La montréalaise Phoebé Guillemot aka RAMZi poursuit son œuvre mixologique totale. Shaker tropical, dub d’outre-tombe, plumes dans le goudron et danses de St Guy : cet énigmatique Pèze-Piton peut faire songer à un pendant féminin du dernier Black Zone Myth Chant, ce qui n’est pas un mince compliment. Space is the place comme disait le poète, recommandé.

BCG – Participe Passé : France 1981 ​/ ​1991

 

Toutes mes confuses, je sais, on vous dérange entre les huitres et la photo de ciel postée sur Instagram après le marché de Granville, mais cette compilation clôture l’année en beauté (rouillée). Une dizaine d’années après le premier volume, Poutre Apparente et Caméléon Records se chargent de déterrer la production cassette française qui n’a pas de nom, un participe passé qui s’accorde on ne peut mieux avec notre présent. Juste l’envie d’en découdre et de produire le plus beau boucan possible. Idéal pour l’apéro ce soir avec les cotillons, les réflexions fuseront, quoi de mieux que relancer le débat sur le « rock en France » avec Gérard et Michel en bout de table ?! Tous mes vœux.

Clark Gable : Law & Order (K7, Scum Yr Earth)

 

Un drôle de bonhomme à chapeau vous susurre « Clark Gable » à l’oreille, s’ensuivent des souvenirs de l’ORTF, des synthés antédiluviens, un son qui gratte, une voix qui hante, un Suicide acoustique, un blues du delta (plane) qui s’ignore. Vu et entendu au Non Scum Festival en avril dernier (assurément le raout de l’année pour la déviance sonique et picturale) Clark Gable sortait de nulle part et foudroyait l’assistance avec ses collages de metteur en scène sonore. Law & Order est surtout une sacrée cassette éprise de liberté, qui fait partie de la dernière salve de sorties Scum Yr Earth : une avalanche de bruit blanc pour effrayer le voisin, du dub pour la dinde ou encore du clavecin maboule. Il y en a peu, comme d’habitude, très recommandé donc.

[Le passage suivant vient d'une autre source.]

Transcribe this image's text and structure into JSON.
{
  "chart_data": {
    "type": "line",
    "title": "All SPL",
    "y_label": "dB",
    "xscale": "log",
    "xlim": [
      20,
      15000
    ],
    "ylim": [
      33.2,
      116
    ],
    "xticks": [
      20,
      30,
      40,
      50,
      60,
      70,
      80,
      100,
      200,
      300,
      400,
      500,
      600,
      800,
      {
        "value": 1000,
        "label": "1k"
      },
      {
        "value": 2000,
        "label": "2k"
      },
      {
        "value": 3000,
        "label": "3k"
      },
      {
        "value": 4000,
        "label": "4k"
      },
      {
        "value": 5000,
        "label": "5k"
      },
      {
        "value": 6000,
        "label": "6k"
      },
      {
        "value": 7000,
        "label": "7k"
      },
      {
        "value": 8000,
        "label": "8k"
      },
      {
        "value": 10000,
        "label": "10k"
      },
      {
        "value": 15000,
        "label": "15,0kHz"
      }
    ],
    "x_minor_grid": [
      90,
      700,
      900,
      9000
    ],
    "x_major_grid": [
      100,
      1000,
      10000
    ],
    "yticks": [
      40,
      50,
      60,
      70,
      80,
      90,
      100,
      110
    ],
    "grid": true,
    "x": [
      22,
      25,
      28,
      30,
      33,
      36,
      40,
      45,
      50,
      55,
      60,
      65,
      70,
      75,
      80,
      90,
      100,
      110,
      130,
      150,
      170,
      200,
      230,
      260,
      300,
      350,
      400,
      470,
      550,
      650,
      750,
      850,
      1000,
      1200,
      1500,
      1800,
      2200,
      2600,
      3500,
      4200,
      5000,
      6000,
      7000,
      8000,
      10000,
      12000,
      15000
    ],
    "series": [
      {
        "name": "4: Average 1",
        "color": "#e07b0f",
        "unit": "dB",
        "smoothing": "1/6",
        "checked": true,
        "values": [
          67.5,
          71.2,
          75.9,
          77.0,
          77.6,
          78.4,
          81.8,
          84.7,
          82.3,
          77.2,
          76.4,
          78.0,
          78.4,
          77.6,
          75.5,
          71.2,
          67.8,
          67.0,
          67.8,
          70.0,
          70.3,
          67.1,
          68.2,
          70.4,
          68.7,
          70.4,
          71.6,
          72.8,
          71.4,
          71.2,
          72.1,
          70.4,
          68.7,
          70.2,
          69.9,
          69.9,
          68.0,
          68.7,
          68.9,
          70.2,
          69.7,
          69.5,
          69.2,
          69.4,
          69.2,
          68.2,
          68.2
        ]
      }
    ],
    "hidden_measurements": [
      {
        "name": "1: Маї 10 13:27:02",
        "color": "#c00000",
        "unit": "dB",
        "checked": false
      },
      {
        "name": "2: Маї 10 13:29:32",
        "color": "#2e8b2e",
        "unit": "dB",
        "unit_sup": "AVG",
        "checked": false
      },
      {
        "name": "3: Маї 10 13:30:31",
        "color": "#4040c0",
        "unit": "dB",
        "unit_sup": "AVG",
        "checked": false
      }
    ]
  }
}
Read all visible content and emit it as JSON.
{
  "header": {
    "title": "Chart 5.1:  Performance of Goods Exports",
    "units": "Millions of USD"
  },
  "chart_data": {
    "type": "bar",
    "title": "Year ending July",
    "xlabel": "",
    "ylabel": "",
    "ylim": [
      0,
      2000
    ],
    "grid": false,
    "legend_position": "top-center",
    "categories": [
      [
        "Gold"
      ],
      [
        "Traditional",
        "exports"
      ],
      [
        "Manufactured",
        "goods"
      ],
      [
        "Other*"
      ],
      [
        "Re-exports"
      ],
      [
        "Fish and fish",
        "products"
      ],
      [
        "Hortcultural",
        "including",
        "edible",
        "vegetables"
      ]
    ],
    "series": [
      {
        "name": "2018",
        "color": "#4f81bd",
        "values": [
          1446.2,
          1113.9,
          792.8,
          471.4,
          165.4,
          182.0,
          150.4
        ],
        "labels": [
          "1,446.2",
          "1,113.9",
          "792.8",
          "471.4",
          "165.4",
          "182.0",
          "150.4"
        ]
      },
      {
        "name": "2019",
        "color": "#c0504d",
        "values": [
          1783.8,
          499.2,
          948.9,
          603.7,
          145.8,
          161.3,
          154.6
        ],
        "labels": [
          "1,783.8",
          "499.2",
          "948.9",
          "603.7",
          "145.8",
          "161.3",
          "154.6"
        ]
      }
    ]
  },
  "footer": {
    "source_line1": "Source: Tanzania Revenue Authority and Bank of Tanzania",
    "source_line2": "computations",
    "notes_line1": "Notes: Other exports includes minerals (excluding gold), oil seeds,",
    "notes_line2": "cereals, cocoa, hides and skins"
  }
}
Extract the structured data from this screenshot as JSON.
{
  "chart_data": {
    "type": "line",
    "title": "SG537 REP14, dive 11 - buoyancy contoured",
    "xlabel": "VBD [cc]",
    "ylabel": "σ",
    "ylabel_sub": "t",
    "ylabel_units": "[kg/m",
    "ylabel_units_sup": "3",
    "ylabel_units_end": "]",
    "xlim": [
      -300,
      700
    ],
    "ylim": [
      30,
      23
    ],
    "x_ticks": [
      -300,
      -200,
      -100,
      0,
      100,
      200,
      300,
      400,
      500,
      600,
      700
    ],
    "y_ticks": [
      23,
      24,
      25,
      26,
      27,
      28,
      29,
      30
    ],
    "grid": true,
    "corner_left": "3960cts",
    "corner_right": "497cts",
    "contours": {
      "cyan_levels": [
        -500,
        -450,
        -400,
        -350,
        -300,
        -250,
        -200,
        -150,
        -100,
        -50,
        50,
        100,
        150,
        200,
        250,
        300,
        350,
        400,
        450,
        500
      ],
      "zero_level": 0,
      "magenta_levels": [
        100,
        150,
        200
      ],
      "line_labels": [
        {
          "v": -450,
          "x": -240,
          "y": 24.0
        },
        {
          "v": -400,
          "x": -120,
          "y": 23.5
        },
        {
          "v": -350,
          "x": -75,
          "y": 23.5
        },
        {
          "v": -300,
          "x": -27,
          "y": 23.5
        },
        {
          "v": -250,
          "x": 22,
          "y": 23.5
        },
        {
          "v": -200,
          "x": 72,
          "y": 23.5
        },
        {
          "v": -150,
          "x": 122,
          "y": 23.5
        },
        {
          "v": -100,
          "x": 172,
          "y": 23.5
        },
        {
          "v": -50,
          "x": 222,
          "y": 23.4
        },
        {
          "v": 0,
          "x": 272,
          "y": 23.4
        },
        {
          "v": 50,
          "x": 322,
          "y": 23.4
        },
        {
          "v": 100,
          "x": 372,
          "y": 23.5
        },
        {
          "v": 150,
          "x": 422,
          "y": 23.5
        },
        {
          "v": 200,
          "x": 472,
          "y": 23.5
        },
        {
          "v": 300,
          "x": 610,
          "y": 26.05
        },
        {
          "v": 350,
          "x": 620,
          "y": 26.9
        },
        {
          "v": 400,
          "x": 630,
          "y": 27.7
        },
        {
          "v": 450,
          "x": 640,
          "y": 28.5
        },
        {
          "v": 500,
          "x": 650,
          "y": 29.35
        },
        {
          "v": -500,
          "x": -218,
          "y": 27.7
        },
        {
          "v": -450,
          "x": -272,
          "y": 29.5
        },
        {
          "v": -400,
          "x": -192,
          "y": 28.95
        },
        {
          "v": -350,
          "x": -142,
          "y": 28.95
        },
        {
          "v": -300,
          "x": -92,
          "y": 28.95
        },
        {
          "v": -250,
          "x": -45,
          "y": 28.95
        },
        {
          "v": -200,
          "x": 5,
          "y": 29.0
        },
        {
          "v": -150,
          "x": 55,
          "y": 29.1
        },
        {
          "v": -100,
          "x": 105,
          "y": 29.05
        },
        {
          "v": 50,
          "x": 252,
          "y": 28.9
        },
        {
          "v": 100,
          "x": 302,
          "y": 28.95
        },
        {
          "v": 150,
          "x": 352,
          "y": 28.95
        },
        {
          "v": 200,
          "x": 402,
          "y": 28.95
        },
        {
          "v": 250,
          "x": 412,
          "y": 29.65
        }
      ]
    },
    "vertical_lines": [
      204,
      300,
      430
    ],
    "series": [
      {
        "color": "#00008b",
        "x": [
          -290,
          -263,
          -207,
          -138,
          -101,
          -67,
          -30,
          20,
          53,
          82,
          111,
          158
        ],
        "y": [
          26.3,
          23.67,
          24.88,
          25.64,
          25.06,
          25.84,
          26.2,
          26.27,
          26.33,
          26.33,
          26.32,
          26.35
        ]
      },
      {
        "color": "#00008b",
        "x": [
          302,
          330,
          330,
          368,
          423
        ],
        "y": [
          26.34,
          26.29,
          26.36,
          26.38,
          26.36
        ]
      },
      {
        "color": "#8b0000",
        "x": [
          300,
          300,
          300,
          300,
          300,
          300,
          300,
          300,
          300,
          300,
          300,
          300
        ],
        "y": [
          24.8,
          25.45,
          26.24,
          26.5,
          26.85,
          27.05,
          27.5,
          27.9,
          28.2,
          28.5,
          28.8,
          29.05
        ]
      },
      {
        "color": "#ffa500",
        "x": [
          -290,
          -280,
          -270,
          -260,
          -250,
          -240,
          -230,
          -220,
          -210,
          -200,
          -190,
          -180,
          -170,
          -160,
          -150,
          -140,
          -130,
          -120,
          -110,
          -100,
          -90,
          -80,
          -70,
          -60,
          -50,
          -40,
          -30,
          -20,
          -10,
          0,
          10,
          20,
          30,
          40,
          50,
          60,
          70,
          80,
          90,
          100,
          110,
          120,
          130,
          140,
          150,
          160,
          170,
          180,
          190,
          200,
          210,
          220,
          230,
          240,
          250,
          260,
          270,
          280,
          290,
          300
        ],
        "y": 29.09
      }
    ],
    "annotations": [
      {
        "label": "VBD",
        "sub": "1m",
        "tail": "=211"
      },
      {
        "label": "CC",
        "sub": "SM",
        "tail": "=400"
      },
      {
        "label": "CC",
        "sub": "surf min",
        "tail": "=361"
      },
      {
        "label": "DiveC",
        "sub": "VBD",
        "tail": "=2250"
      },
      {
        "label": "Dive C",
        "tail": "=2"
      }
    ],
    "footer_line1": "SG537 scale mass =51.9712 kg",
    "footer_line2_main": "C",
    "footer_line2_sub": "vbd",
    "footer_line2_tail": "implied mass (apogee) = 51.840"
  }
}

Nina Harker (K7, Le Syndicat des Scorpions)

 

Deux plages de rêverie ensorcelante, une poésie gothique, bancale, comme des échos de Nino Rota en tongs avec son petit synthé Casio, un bouquin d’Edgar Allan Poe non loin, avec une bougie pour seul espoir. Cette cassette de Nina Harker est une de ces tentatives de liberté musicale féconde, où les chemins de traverse font loi. Une sensibilité présente, toute Comeladienne, qui fait mouche. Des croassements, des cris d’oiseaux ou des aboiements couplés à quelques notes d’un piano désaccordé émeuvent ici au plus haut point. Il n’en reste plus beaucoup, l’objet est splendide : fatalement recommandé.